Brazilian jiu-jitsu was invented in 1920 by Brazilian brothers Carlos, Oswaldo, Gastão Jr., George, and Hélio Gracie in 1917. Later on, they crafted their own self-defense system which grew into Gracie Jiu-Jitsu. Gracie Jiu-Jitsu incorporates judo techniques. Judo is a modern Japanese sport used for combat and focuses mostly on one’s physical, mental, and moral state. The key rules of judo focus on maximum efficiency with the least amount of effort so a person with low body weight can counteract someone on the heavier side. It’s quite similar to Brazilian Jiu-Jitsu since it focuses more on strategy and safety and is an effective way of self-defense.
The Global Effect
Mitsuyo Maeda was one of the five pioneers of judo and he constantly traveled abroad to spread his love of judo and its valuable techniques to the rest of the world.

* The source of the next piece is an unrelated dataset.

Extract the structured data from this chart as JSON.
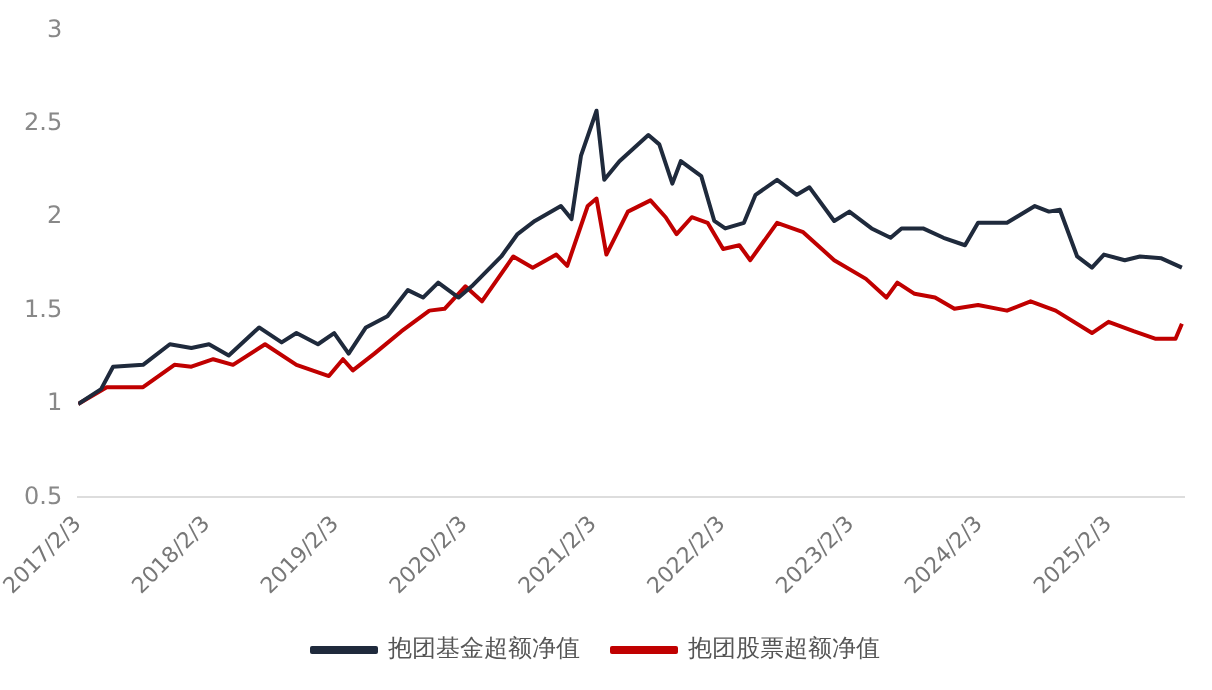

He would compete with wrestlers and even boxers during his earlier days after departing from Japan in 1904. In 1917 Carlos Gracie watched a Japanese style of Jiu-Jitsu that was performed by Maeda at the Da Paz Theatre and decided that he wanted to carry on the tradition. He fought for a few years and later on passed his knowledge onto his brothers. His techniques were focused on ground fighting with subtle elements of Judo that incorporated throws to the ground. The Gracie family is well known for spreading their love for the sport to the rest of the world and their lineage has certainly been successfully carried on. To become a true black belt in Brazilian jiu-jitsu takes about 8-13 years to attain a black belt. It requires years of high levels of commitment and dedication to the art.
What About Now?
Nowadays, people sign up for Brazilian jiu-jitsu in order to gain a certain sense of awareness of their bodies. It’s mainly used for fitness and exercise in fighting gyms all around the world but people have been showing a growing interest in the sport for self-defense especially for women. Kids and adults alike can join in on the sport to help them build their trust with their opponents since it’s not simply about winning but also being able to be a good sport after the end of the match even when defeated and pinned to the ground.